Starry-eyed Teens

When Josh Groban's haunting, semi-operatic voice is paired off with lyrics like "Starry, starry night, Paint your palette blue and grey, Look out on a summer's day, With eyes that know the darkness in my soul", it makes way for a song so beautiful that it's hypnotic. Then as the song goes on, one realizes that the song "Vincent (Starry, Starry Night)" is actually about the suicide. A rather heavy topic for a pop song, huh? But among the pop generation, suicide is a reality.

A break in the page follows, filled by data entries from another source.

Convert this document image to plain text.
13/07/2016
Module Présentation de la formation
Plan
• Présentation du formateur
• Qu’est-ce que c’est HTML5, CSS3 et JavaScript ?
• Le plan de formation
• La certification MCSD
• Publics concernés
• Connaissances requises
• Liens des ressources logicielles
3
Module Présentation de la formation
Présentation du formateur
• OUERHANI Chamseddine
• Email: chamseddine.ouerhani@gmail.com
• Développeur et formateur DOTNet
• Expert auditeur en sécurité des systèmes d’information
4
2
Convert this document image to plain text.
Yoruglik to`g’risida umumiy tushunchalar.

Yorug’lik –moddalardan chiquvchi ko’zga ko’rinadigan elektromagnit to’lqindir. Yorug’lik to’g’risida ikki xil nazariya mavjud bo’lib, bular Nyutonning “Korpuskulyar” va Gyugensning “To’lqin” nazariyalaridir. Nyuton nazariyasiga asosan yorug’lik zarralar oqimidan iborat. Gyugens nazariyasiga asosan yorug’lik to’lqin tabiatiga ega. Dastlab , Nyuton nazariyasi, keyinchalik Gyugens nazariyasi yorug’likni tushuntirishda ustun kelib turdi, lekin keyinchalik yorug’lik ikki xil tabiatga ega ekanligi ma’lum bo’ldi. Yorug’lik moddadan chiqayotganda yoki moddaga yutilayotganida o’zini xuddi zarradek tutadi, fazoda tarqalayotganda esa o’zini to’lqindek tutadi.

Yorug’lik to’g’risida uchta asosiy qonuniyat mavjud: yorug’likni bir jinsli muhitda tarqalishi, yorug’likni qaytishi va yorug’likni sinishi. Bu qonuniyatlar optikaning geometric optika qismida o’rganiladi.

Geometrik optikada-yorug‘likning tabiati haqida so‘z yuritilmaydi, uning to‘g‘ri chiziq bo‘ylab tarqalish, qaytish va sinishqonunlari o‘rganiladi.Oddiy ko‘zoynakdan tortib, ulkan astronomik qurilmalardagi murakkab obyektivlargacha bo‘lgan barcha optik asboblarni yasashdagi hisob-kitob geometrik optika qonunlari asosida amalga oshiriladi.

Recent months have shown an alarming rise in the number of adolescent and young adult suicides, their stories often exaggerated, circulating around the schools and universities where these young people once belonged to. Like the proverbial thief in the night, suicide shatters every family that it touches. When there's a suicide, everyone - friends, family, classmates and even strangers - is left grappling, looking for answers and trying to make sense of the tragedy. Even more so when it is a teenager who passes away. It's always a painful shock when someone dies and to find out that someone takes his or her own life is an even more tragic story. What wasted promise and potential! That person could've done so much.

In the United States, suicide is the second leading cause of death among children and adolescents. In the Philippines, according to Dr. Liza Espinosa-Rondain, a psychiatrist at the Makati Medical Center and Center for Family Ministries (Cefam) at the Ateneo de Manila University, statistics show that completed suicide more often than not takes place among 18- to 27-year-olds, and that 37 percent of suicide attempts are completed. In 2000, statistics show that 21 percent of Filipino youth know of at least one friend who tried suicide. In our own schools, the stores circulate - sometimes even exaggerated - of how many a youth have taken their own life.

Teens are easily influenced by peers, pop culture and the media. A lot of rock music even beholds death as fascinating and supernatural. I've also read that television, newspaper or radio coverage of suicide (or exposure to a recent suicide or suicide attempt in the community) can serve as a trigger for vulnerable adolescents to act on suicidal thoughts and plans. This is what is termed as "cluster suicides." Health institutions abroad, like the Centers for Disease Control, have come up with some guidelines for the media: Excessive or sensational reporting can lead to contagion. Reporting technical aspects of the suicide is not necessary. Suicide should not be presented as an effective coping strategy. It is never the final solution. Suicide should not be glorified. Don't glorify the death or prolong praises and tributes for the diseased. Teens might feel that they may not be appreciated now but then be appreciated after death. Even though they put on a feisty, independent mask on the surface, they're struggling with emotions all the time. Let's be mindful. Teenagers could get ideas, you know.

I didn't launch into a sermon on why it's wrong. Because we already know that it is terribly wrong and unjustifiable to commit suicide. But let me just emphasize age-old wisdom: Life is precious. Cherish it and make the most of it. Any hospital patient struggling for his life would tell you that in a heartbeat. Problems come and go and God is greater than any problem. While you are alive - whether young or young at heart - there is still so much to become, so much to do and so much to live for. Be brave.